[571] Westminster, Washington. What legislative body assembles at Westminster Palace, London? What at Washington?
[572] Sir Robert Peel. An English statesman who died in 1850, not long after Representative Men was published.
[573] Webster. Daniel Webster, an American statesman and orator who was living when this essay was written.
[574] Locke. John Locke. (See note [18].)
[575] Rousseau. Jean Jacques Rousseau, a French philosopher of the eighteenth century.
[576] Homer. (See note [550].)
[577] Menn. Menn, or Mann, was in Sanscrit one of fourteen legendary beings; the one referred to by Emerson, Mann Vaivasvata was supposed to be the author of the laws of Mann, a collection made about the second century.
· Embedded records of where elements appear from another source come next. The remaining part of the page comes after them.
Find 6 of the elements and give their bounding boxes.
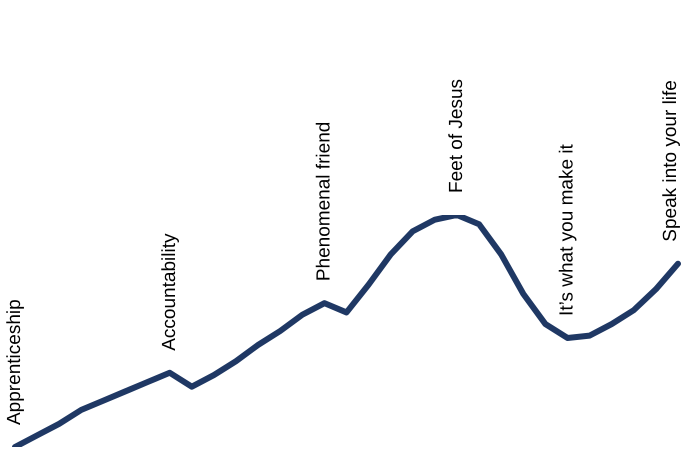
annotation: It’s what you make it	[556, 143, 578, 316]
annotation: Accountability	[158, 233, 180, 351]
annotation: Feet of Jesus	[446, 78, 468, 193]
annotation: Speak into your life	[660, 80, 682, 242]
annotation: Phenomenal friend	[314, 122, 335, 282]
annotation: Apprenticeship	[4, 299, 26, 425]
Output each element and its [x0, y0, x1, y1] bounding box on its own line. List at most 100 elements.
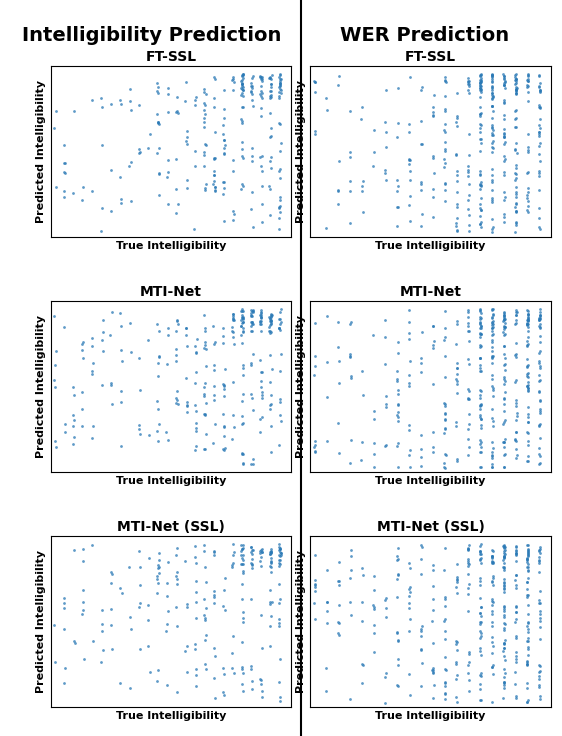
Point: [475, 353, 484, 364]
Point: [192, 422, 201, 434]
Point: [210, 73, 219, 85]
Point: [357, 101, 366, 113]
Point: [417, 115, 426, 127]
Point: [106, 329, 115, 341]
Point: [523, 69, 532, 81]
Point: [267, 596, 276, 608]
Point: [523, 79, 532, 91]
Point: [153, 85, 162, 96]
Point: [220, 142, 229, 154]
Point: [248, 316, 257, 328]
Point: [477, 179, 486, 191]
Point: [238, 150, 247, 162]
Point: [512, 426, 521, 438]
Point: [452, 116, 461, 128]
Point: [476, 109, 485, 121]
Point: [536, 85, 545, 96]
Point: [266, 89, 275, 101]
Point: [153, 117, 162, 129]
Point: [274, 314, 283, 325]
Point: [511, 163, 520, 174]
Point: [192, 405, 201, 417]
Point: [523, 659, 532, 670]
Point: [536, 660, 545, 672]
Point: [256, 375, 265, 386]
Point: [476, 137, 485, 149]
Point: [200, 659, 209, 670]
Point: [523, 144, 532, 156]
Point: [523, 166, 532, 177]
Point: [381, 314, 390, 326]
Point: [440, 601, 449, 612]
Point: [441, 663, 450, 675]
Point: [441, 76, 450, 88]
Point: [428, 668, 437, 679]
Point: [464, 543, 473, 555]
Point: [476, 322, 485, 334]
Point: [191, 557, 200, 569]
X-axis label: True Intelligibility: True Intelligibility: [375, 475, 486, 486]
Point: [452, 369, 461, 381]
Point: [536, 223, 545, 235]
Point: [311, 574, 320, 586]
Point: [499, 576, 508, 587]
Point: [512, 435, 521, 447]
Point: [183, 340, 192, 352]
Point: [512, 569, 521, 581]
Point: [192, 417, 201, 429]
Point: [393, 627, 402, 639]
Point: [534, 80, 543, 92]
Point: [535, 77, 544, 89]
Point: [369, 436, 378, 448]
Point: [334, 627, 343, 639]
Point: [153, 577, 162, 589]
Point: [201, 612, 210, 624]
Point: [237, 305, 246, 316]
Point: [266, 314, 275, 326]
Point: [246, 541, 255, 553]
Point: [475, 576, 484, 587]
Point: [248, 306, 257, 318]
Point: [79, 556, 88, 567]
Point: [154, 118, 163, 130]
Point: [416, 643, 425, 655]
Point: [98, 618, 107, 630]
Point: [97, 626, 106, 637]
Point: [256, 545, 265, 557]
Point: [346, 369, 355, 381]
Point: [200, 116, 209, 128]
Point: [257, 366, 266, 378]
Point: [405, 316, 414, 328]
Point: [334, 71, 343, 82]
Point: [465, 178, 474, 190]
Point: [125, 682, 134, 693]
Point: [452, 201, 461, 213]
Point: [488, 648, 497, 659]
Point: [500, 75, 509, 87]
Point: [201, 602, 210, 614]
Point: [464, 588, 473, 600]
Point: [535, 450, 544, 461]
Point: [476, 545, 485, 557]
Point: [220, 215, 229, 227]
Point: [202, 663, 211, 675]
Point: [499, 637, 508, 648]
Point: [499, 540, 508, 552]
Point: [452, 378, 461, 389]
Point: [453, 110, 462, 121]
Point: [247, 392, 256, 403]
Point: [370, 584, 379, 596]
Point: [440, 676, 449, 688]
Point: [535, 102, 544, 114]
Point: [257, 366, 266, 378]
Point: [247, 664, 256, 676]
Point: [476, 69, 485, 81]
Point: [441, 350, 450, 361]
Point: [275, 194, 284, 206]
Point: [476, 313, 485, 325]
Point: [511, 105, 520, 116]
Point: [464, 442, 473, 453]
Point: [201, 408, 210, 420]
Point: [60, 139, 69, 151]
Point: [238, 325, 247, 336]
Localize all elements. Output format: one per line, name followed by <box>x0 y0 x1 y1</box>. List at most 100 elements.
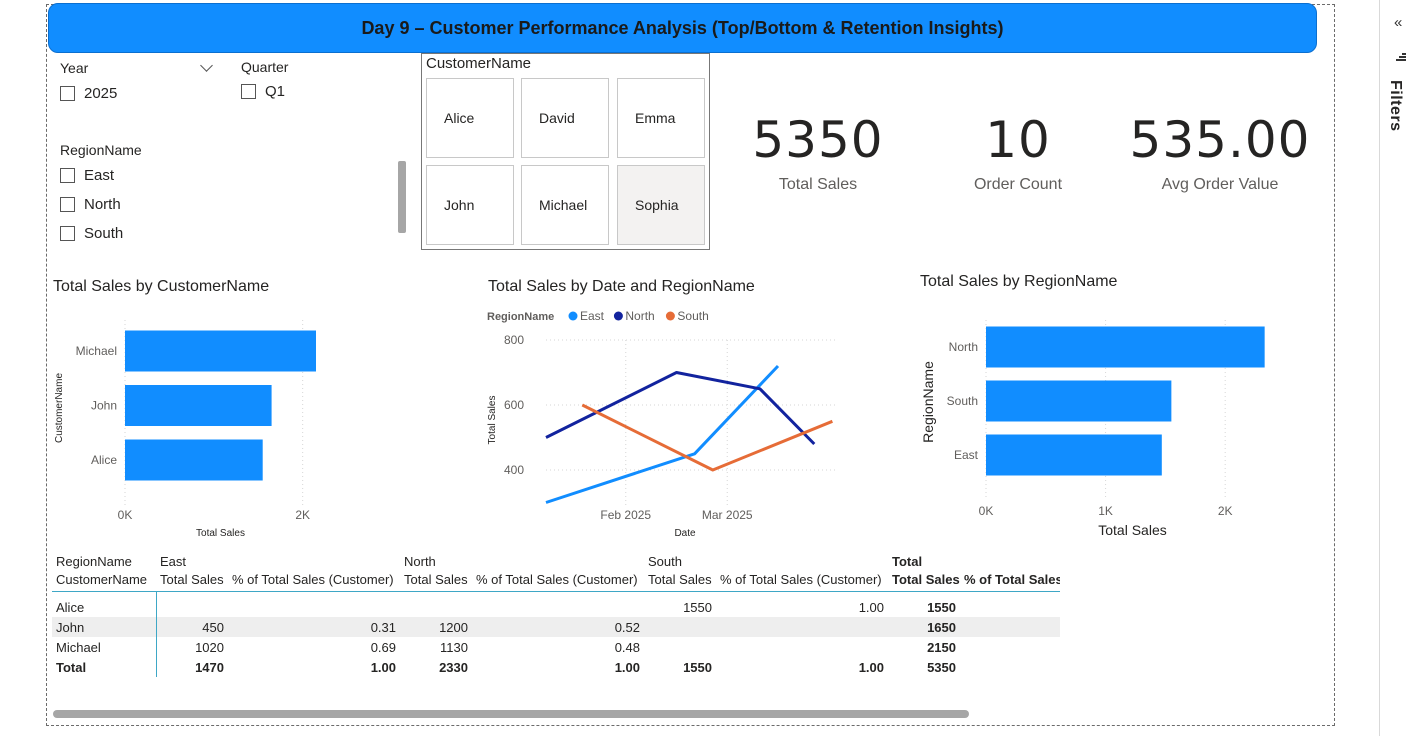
region-option-east[interactable]: East <box>60 167 114 184</box>
matrix-cell: 1550 <box>927 599 956 615</box>
category-label: Michael <box>76 344 117 358</box>
legend-label: South <box>677 309 708 323</box>
matrix-header-row-region: RegionName East North South Total <box>52 548 1060 569</box>
customer-tile-emma[interactable]: Emma <box>617 78 705 158</box>
total-sales-card-label: Total Sales <box>778 176 858 193</box>
y-axis-title: CustomerName <box>54 373 65 443</box>
category-label: North <box>949 340 978 354</box>
region-sales-chart-title: Total Sales by RegionName <box>920 273 1118 290</box>
sales-by-date-line-chart: 400 600 800 Feb 2025 Mar 2025 RegionName East N… <box>487 309 836 539</box>
matrix-header-cell[interactable]: South <box>648 554 682 569</box>
sales-matrix: RegionName East North South Total Custom… <box>52 548 1060 683</box>
checkbox[interactable] <box>241 84 256 99</box>
customer-slicer-title: CustomerName <box>426 55 532 72</box>
y-axis-title: RegionName <box>920 361 936 443</box>
matrix-header-cell[interactable]: Total Sales <box>156 569 228 592</box>
matrix-header-row-measures: CustomerName Total Sales % of Total Sale… <box>52 569 1060 592</box>
quarter-slicer-title: Quarter <box>241 59 289 75</box>
avg-order-value-card-value: 535.00 <box>1129 111 1311 169</box>
matrix-header-cell[interactable]: Total Sales <box>888 569 960 592</box>
total-sales-card-value: 5350 <box>752 111 884 169</box>
legend-label: North <box>625 309 654 323</box>
customer-sales-bar-chart: 0K 2K Michael John Alice Total Sales CustomerN… <box>54 320 316 539</box>
x-tick-label: 0K <box>118 508 133 522</box>
customer-tile-alice[interactable]: Alice <box>426 78 514 158</box>
legend-title: RegionName <box>487 311 554 323</box>
x-axis-title: Total Sales <box>1098 522 1166 538</box>
filters-pane-label[interactable]: Filters <box>1387 80 1404 132</box>
series-line <box>581 403 833 472</box>
region-slicer-scrollbar[interactable] <box>398 161 406 233</box>
matrix-row-header[interactable]: John <box>52 617 157 637</box>
region-sales-bar-chart: 0K 1K 2K North South East Total Sales RegionNam… <box>920 320 1265 538</box>
matrix-cell <box>472 597 644 617</box>
customer-tile-john[interactable]: John <box>426 165 514 245</box>
matrix-cell <box>400 597 472 617</box>
matrix-cell <box>960 637 1060 657</box>
legend-marker <box>568 311 578 321</box>
checkbox[interactable] <box>60 197 75 212</box>
checkbox[interactable] <box>60 226 75 241</box>
matrix-header-cell[interactable]: % of Total Sales (Customer) <box>716 569 888 592</box>
matrix-cell: 5350 <box>927 659 956 675</box>
tile-label: Emma <box>635 110 676 126</box>
date-region-chart-title: Total Sales by Date and RegionName <box>488 278 755 295</box>
tile-label: David <box>539 110 575 126</box>
double-chevron-left-icon[interactable]: « <box>1394 14 1403 31</box>
quarter-option-label: Q1 <box>265 83 286 100</box>
customer-tile-michael[interactable]: Michael <box>521 165 609 245</box>
region-option-south[interactable]: South <box>60 225 123 242</box>
category-label: Alice <box>91 453 117 467</box>
region-option-label: East <box>84 167 115 184</box>
legend-label: East <box>580 309 605 323</box>
matrix-cell: 0.48 <box>614 639 640 655</box>
matrix-header-cell[interactable]: East <box>160 554 187 569</box>
x-axis-title: Date <box>674 528 696 539</box>
x-tick-label: Mar 2025 <box>702 508 753 522</box>
year-slicer-title: Year <box>60 60 89 76</box>
checkbox[interactable] <box>60 86 75 101</box>
region-option-north[interactable]: North <box>60 196 121 213</box>
matrix-header-cell[interactable]: Total Sales <box>644 569 716 592</box>
matrix-cell: 1.00 <box>858 599 884 615</box>
filters-pane-collapsed[interactable] <box>1379 0 1420 736</box>
customer-tile-sophia[interactable]: Sophia <box>617 165 705 245</box>
y-axis-title: Total Sales <box>487 396 498 445</box>
matrix-cell: 1.00 <box>614 659 640 675</box>
x-tick-label: 1K <box>1098 504 1113 518</box>
year-option-label: 2025 <box>84 85 118 102</box>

[578] Saadi or Sadi. (See note [552].)
[579] Milton. Of this great English poet and prose writer of the seventeenth century, Emerson says: "No man can be named whose mind still acts on the cultivated intellect of England and America with an energy comparable to that of Milton. As a poet Shakespeare undoubtedly transcends and far surpasses him in his popularity with foreign nations: but Shakespeare is a voice merely: who and what he was that sang, that sings, we know not."
[580] Delphi. Here, source of prophecy. Delphi was a city in Greece, where was the oracle of Apollo, the most famous of the oracles of antiquity.